All this makes for stirring scenes--as does Claire's entering the convent, which allows James to pull out all the Maria Monk stops, the better to send chills down the spines of his Protestant readers. But James is clearly in over his head whenever he goes near Catholic spirituality. Claire's brother, the victim of a duel, receives the last rites from a priest, but the scene never comes into clear focus. In the convent, Claire and the other sisters are portrayed as eating their hearts out for lost lovers; there is no hint that the focus of a nun's life is supposed to be God.

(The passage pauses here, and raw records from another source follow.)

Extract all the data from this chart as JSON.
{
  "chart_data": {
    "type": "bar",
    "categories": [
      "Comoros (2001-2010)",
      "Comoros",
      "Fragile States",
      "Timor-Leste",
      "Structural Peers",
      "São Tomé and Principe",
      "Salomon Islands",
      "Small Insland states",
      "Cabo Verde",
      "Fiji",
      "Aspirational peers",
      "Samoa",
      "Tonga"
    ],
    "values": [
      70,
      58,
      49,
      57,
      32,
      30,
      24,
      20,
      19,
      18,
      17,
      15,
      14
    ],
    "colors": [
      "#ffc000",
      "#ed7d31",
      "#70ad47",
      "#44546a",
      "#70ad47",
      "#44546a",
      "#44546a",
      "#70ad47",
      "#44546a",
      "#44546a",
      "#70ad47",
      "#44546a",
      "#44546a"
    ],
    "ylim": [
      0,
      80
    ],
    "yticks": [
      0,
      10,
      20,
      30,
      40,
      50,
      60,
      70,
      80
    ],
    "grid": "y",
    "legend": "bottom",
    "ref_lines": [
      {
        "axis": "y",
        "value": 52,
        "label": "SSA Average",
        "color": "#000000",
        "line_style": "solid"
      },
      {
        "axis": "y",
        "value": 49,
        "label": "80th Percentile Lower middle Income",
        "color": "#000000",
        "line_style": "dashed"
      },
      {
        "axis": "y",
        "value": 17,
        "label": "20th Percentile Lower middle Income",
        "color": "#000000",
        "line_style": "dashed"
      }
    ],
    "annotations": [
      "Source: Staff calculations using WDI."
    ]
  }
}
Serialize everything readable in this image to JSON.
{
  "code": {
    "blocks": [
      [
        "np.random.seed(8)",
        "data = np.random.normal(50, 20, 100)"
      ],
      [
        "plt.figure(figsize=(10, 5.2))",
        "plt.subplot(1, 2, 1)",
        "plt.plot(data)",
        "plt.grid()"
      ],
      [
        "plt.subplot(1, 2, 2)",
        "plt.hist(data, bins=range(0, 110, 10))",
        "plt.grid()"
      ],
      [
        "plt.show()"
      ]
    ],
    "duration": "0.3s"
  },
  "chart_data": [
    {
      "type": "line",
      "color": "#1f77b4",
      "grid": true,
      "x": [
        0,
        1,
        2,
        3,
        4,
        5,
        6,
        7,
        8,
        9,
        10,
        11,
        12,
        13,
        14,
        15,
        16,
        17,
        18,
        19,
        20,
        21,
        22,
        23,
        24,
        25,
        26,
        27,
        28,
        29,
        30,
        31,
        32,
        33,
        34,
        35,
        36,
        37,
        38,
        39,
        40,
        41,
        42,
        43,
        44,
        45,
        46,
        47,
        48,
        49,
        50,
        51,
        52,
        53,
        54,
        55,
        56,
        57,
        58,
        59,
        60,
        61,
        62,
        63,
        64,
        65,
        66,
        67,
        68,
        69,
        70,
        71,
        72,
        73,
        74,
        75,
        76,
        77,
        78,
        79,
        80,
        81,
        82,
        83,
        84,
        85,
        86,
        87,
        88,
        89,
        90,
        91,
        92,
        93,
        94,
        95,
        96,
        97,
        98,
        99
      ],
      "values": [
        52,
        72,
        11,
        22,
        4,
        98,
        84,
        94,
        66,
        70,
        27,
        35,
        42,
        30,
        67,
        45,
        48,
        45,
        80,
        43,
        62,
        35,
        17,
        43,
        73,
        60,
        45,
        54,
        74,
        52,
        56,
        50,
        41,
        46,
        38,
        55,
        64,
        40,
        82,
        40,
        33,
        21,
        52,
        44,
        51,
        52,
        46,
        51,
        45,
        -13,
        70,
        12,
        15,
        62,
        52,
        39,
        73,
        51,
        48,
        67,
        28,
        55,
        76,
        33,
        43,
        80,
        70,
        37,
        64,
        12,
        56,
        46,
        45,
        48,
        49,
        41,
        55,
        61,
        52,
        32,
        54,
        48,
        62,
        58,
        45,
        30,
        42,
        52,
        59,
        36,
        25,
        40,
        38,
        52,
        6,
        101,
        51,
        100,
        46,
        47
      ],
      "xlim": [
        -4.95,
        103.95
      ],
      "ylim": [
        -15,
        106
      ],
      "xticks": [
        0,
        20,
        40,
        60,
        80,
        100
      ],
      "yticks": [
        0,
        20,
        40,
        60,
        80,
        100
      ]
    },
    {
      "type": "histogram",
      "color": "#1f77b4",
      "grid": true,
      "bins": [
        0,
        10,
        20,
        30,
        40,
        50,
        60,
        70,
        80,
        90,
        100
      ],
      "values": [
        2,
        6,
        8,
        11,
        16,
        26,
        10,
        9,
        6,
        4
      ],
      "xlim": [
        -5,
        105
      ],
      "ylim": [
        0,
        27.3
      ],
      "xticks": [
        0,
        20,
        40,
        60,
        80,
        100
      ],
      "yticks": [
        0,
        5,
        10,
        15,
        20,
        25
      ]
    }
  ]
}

Although James, working in a Protestant tradition, could not see the spiritual heart of Catholicism, it was easy for Catholics to do so back then. The French Catholic writer Léon Bloy, a contemporary of James, wrote: "There is only one tragedy, not to be a saint." Those words inspired the philosopher Jacques Maritain and his wife, Raissa, to visit Bloy and convert to Catholicism shortly afterward, with Bloy as their godfather. Flannery O'Connor, another powerful Catholic writer of the pre-Vatican II era, considered her literary vocation to be the counterpart of her quest for sanctity. Although the Second Vatican Council is sometimes said to have unleashed the Catholic laity, there are few lay Catholics today who are the equals of Dorothy Day, Paul Claudel, Frank Sheed, and Maisie Ward: leading advocates and intellectuals whose primary focus, despite their worldly achievements, was cultivating love of Christ.